The folk drifting through the Uus Maalim are not incompetents. By and large they seem intelligent, and even talented. One holds a Master's in architecture, another a B.S. in engineering. Several are software programmers, picking up freelance work when they need to make a few dollars to get to the next town. Even those without a clearly marketable skill set have a certain jack-of-all-trades industriousness, installing toilets and fabricating furniture. Turning their back on mainstream life is a choice made freely, not one thrust upon them by a society whose standards they were unable to meet. These are dropouts, not burnouts.

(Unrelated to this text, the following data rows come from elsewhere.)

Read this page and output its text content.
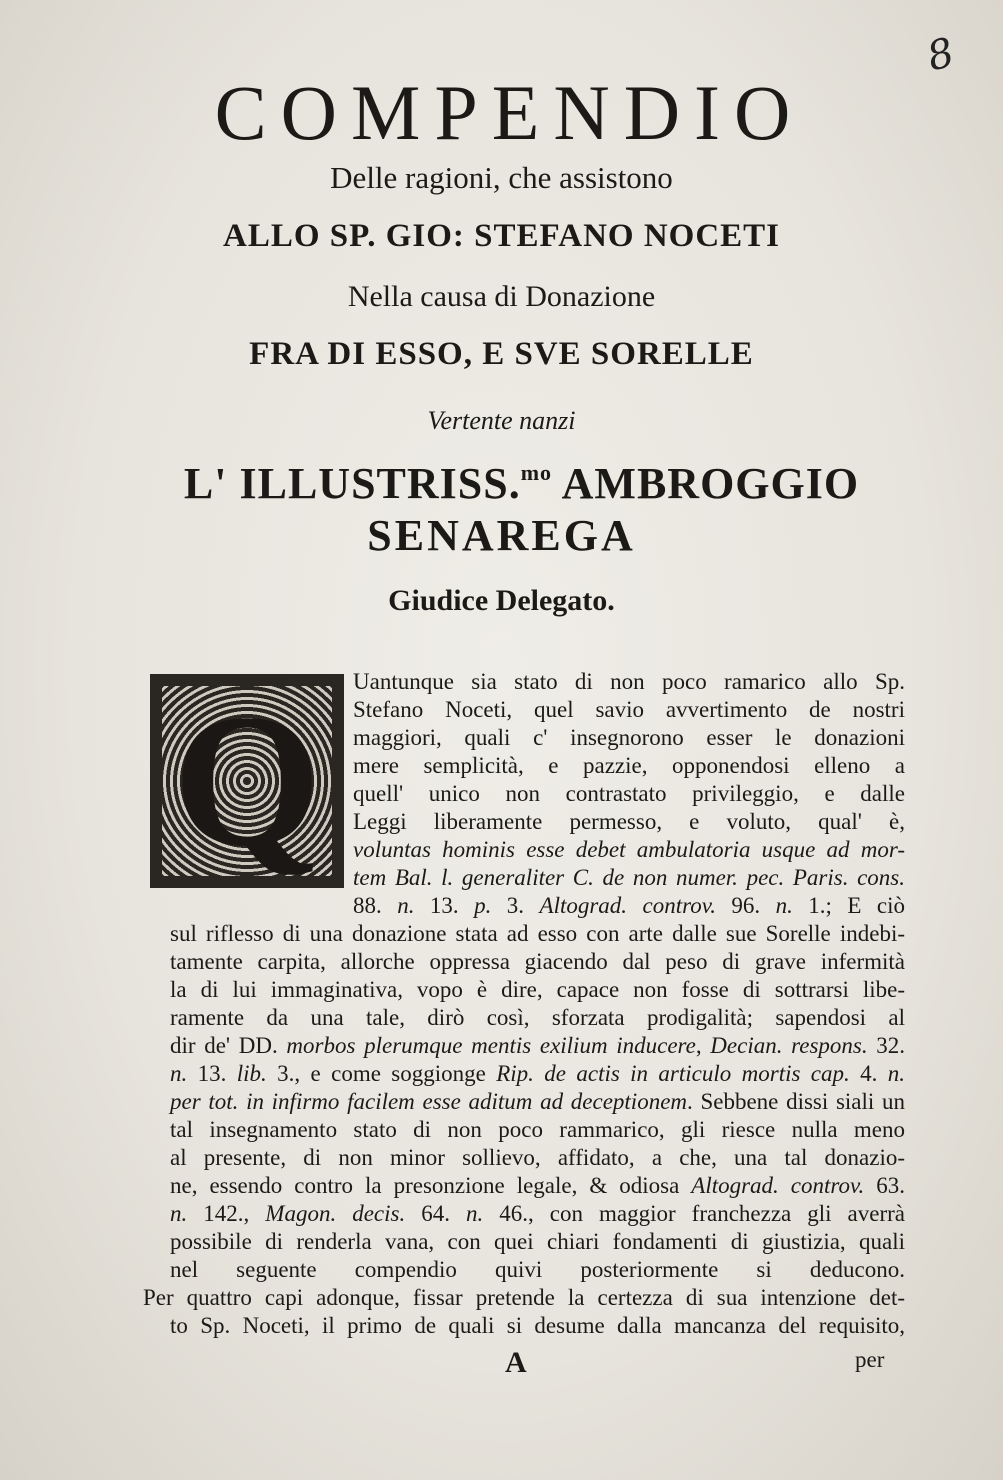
8
COMPENDIO
Delle ragioni, che assistono
ALLO SP. GIO: STEFANO NOCETI
Nella causa di Donazione
FRA DI ESSO, E SVE SORELLE
Vertente nanzi
L' ILLUSTRISS.$^{mo}$ AMBROGGIO
SENAREGA
Giudice Delegato.
Q	Uantunque sia stato di non poco ramarico allo Sp.
Stefano Noceti, quel savio avvertimento de nostri
maggiori, quali c' insegnorono esser le donazioni
mere semplicità, e pazzie, opponendosi elleno a
quell' unico non contrastato privileggio, e dalle
Leggi liberamente permesso, e voluto, qual' è,
voluntas hominis esse debet ambulatoria usque ad mor-
tem Bal. l. generaliter C. de non numer. pec. Paris. cons.
88. n. 13. p. 3. Altograd. controv. 96. n. 1.; E ciò
sul riflesso di una donazione stata ad esso con arte dalle sue Sorelle indebi-
tamente carpita, allorche oppressa giacendo dal peso di grave infermità
la di lui immaginativa, vopo è dire, capace non fosse di sottrarsi libe-
ramente da una tale, dirò così, sforzata prodigalità; sapendosi al
dir de' DD. morbos plerumque mentis exilium inducere, Decian. respons. 32.
n. 13. lib. 3., e come soggionge Rip. de actis in articulo mortis cap. 4. n.
per tot. in infirmo facilem esse aditum ad deceptionem. Sebbene dissi siali un
tal insegnamento stato di non poco rammarico, gli riesce nulla meno
al presente, di non minor sollievo, affidato, a che, una tal donazio-
ne, essendo contro la presonzione legale, & odiosa Altograd. controv. 63.
n. 142., Magon. decis. 64. n. 46., con maggior franchezza gli averrà
possibile di renderla vana, con quei chiari fondamenti di giustizia, quali
nel seguente compendio quivi posteriormente si deducono.
Per quattro capi adonque, fissar pretende la certezza di sua intenzione det-
to Sp. Noceti, il primo de quali si desume dalla mancanza del requisito,
A	per
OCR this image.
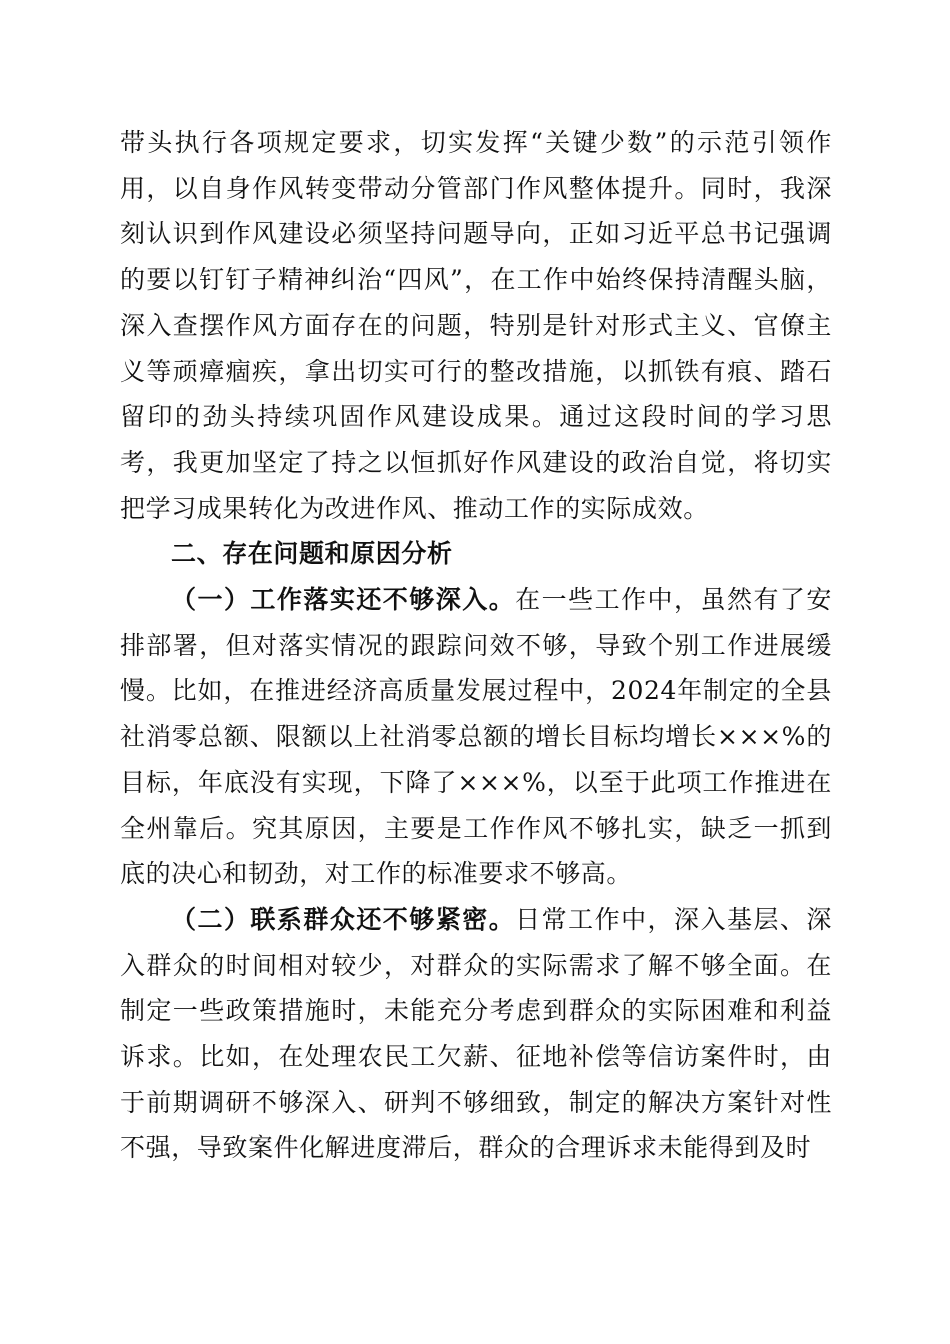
带头执行各项规定要求，切实发挥“关键少数”的示范引领作用，以自身作风转变带动分管部门作风整体提升。同时，我深刻认识到作风建设必须坚持问题导向，正如习近平总书记强调的要以钉钉子精神纠治“四风”，在工作中始终保持清醒头脑，深入查摆作风方面存在的问题，特别是针对形式主义、官僚主义等顽瘴痼疾，拿出切实可行的整改措施，以抓铁有痕、踏石留印的劲头持续巩固作风建设成果。通过这段时间的学习思考，我更加坚定了持之以恒抓好作风建设的政治自觉，将切实把学习成果转化为改进作风、推动工作的实际成效。

二、存在问题和原因分析

（一）工作落实还不够深入。在一些工作中，虽然有了安排部署，但对落实情况的跟踪问效不够，导致个别工作进展缓慢。比如，在推进经济高质量发展过程中，2024年制定的全县社消零总额、限额以上社消零总额的增长目标均增长×××%的目标，年底没有实现，下降了×××%，以至于此项工作推进在全州靠后。究其原因，主要是工作作风不够扎实，缺乏一抓到底的决心和韧劲，对工作的标准要求不够高。

（二）联系群众还不够紧密。日常工作中，深入基层、深入群众的时间相对较少，对群众的实际需求了解不够全面。在制定一些政策措施时，未能充分考虑到群众的实际困难和利益诉求。比如，在处理农民工欠薪、征地补偿等信访案件时，由于前期调研不够深入、研判不够细致，制定的解决方案针对性不强，导致案件化解进度滞后，群众的合理诉求未能得到及时
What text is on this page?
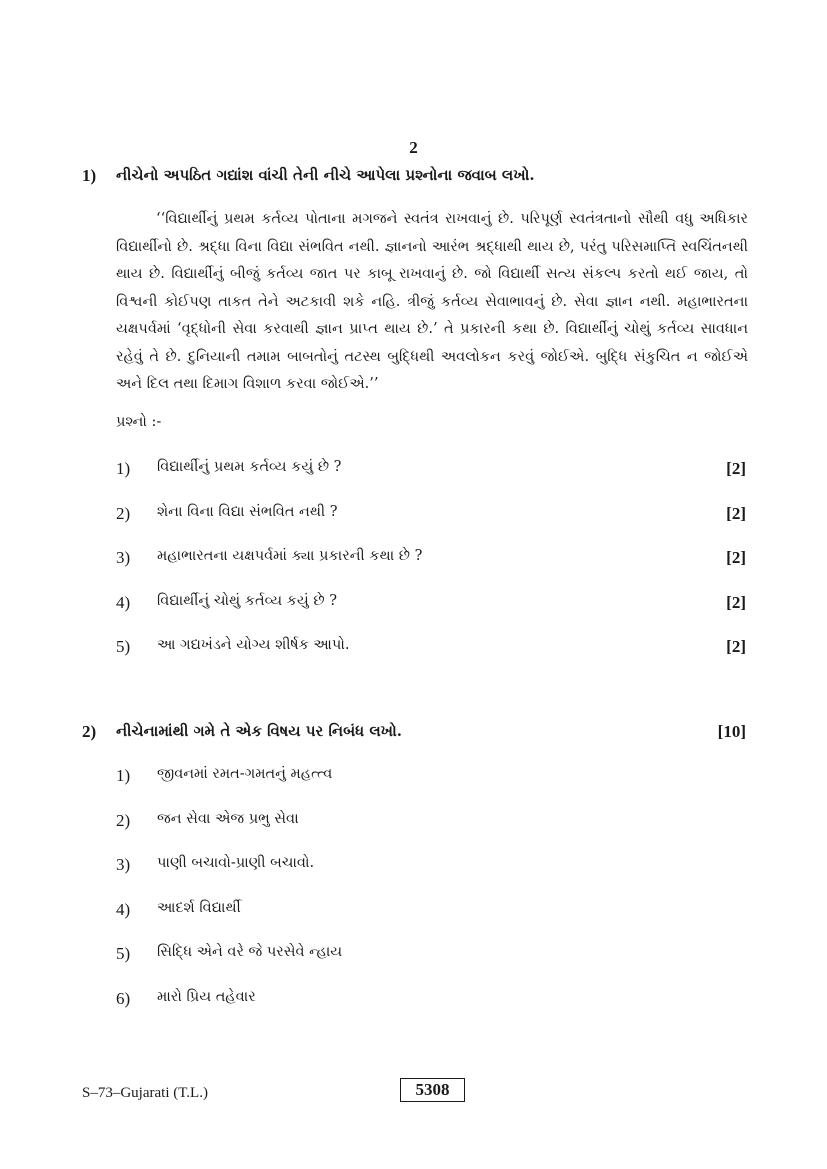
2
1) નીચેનો અપઠિત ગદ્યાંશ વાંચી તેની નીચે આપેલા પ્રશ્નોના જવાબ લખો.

‘‘વિદ્યાર્થીનું પ્રથમ કર્તવ્ય પોતાના મગજને સ્વતંત્ર રાખવાનું છે. પરિપૂર્ણ સ્વતંત્રતાનો સૌથી વધુ અધિકાર વિદ્યાર્થીનો છે. શ્રદ્ધા વિના વિદ્યા સંભવિત નથી. જ્ઞાનનો આરંભ શ્રદ્ધાથી થાય છે, પરંતુ પરિસમાપ્તિ સ્વચિંતનથી થાય છે. વિદ્યાર્થીનું બીજું કર્તવ્ય જાત પર કાબૂ રાખવાનું છે. જો વિદ્યાર્થી સત્ય સંકલ્પ કરતો થઈ જાય, તો વિશ્વની કોઈપણ તાકત તેને અટકાવી શકે નહિ. ત્રીજું કર્તવ્ય સેવાભાવનું છે. સેવા જ્ઞાન નથી. મહાભારતના યક્ષપર્વમાં ‘વૃદ્ધોની સેવા કરવાથી જ્ઞાન પ્રાપ્ત થાય છે.’ તે પ્રકારની કથા છે. વિદ્યાર્થીનું ચોથું કર્તવ્ય સાવધાન રહેવું તે છે. દુનિયાની તમામ બાબતોનું તટસ્થ બુદ્ધિથી અવલોકન કરવું જોઈએ. બુદ્ધિ સંકુચિત ન જોઈએ અને દિલ તથા દિમાગ વિશાળ કરવા જોઈએ.’’

પ્રશ્નો :-
1) વિદ્યાર્થીનું પ્રથમ કર્તવ્ય કયું છે ?	[2]
2) શેના વિના વિદ્યા સંભવિત નથી ?	[2]
3) મહાભારતના યક્ષપર્વમાં ક્યા પ્રકારની કથા છે ?	[2]
4) વિદ્યાર્થીનું ચોથું કર્તવ્ય કયું છે ?	[2]
5) આ ગદ્યખંડને યોગ્ય શીર્ષક આપો.	[2]
2) નીચેનામાંથી ગમે તે એક વિષય પર નિબંધ લખો.	[10]
1) જીવનમાં રમત-ગમતનું મહત્ત્વ
2) જન સેવા એજ પ્રભુ સેવા
3) પાણી બચાવો-પ્રાણી બચાવો.
4) આદર્શ વિદ્યાર્થી
5) સિદ્ધિ એને વરે જે પરસેવે ન્હાય
6) મારો પ્રિય તહેવાર
S–73–Gujarati (T.L.)	5308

Could I be like them, I wonder? Jump the fence that separates the great mass of humanity from the few that think it best to cut their root system and move about unfettered? Already I have come to adopt some of their mannerisms. When I arrive in city in the early morning, I tend to only have a vague idea of where I'll be spending the night, hoping the friend of the man I met in Stockholm will make good on his asssociate's promise to put me up for a few evenings. Necessity often demands an interruption in my formerly constant self-cleaning routine, although I find it uncomfortable and often discreetly sniff my scent in metro bathrooms, wondering if my odor has progressed from manly to offensive. Is the distinction between myself and the true wanderers fundamental, or am I already in the process of conversion? If I extended my trip a few more months, would that be enough to earn me the glass-eyed stare of the inveterate searcher?
Something suggests to me that it would not, that some intrinsic property of my being renders my ever joining their ranks impossible, that my brief journeys are an interruption of a buttondown lifestyle. A love of leisure, a want of courage, a preference for a comfortable bed over the gravel of the road, who knows? But some gulf separates us, and I think it's unlikely I'll ever be adopted into the fraternity of itinerants that includes so many of my companions in the Uus Maalim attic.
In the end I'm not much different then my Tasmanian acquaintance. We both wade as deep into the river as inclination allows, dipping our toes in the foam or wading in up to our collarbone, and having reached our limit declare the depths plummed, and that anyone heading deeper or staying longer is a madman and a fool.
Still, buoyed by my contact with the people at Uus Maalim I resolved to skip the cost of a bus ticket on the next leg of my journey and see if I couldn't hitch a ride with some magnanimous coachmen. After 30 minutes on a highway leading from the outskirts of Tallinn, with the sky growing dark and my pack weighing heavy on my shoulders I started to think about packing it up, throwing in the towel on this whole absurd experiment. As I stood debating my prospects, a blue compact left the long line of apathetic commuters and pulled off onto the dirt shoulder.
"Where you heading?" The driver asked.
"Tartu." I replied.
He nodded. "Hop in."
I put my bag in the back and climbed into the passenger seat.
"You traveling?" He asked, accelerating forward.
I thought about if for a moment. "Yes." I said. "I suppose I am."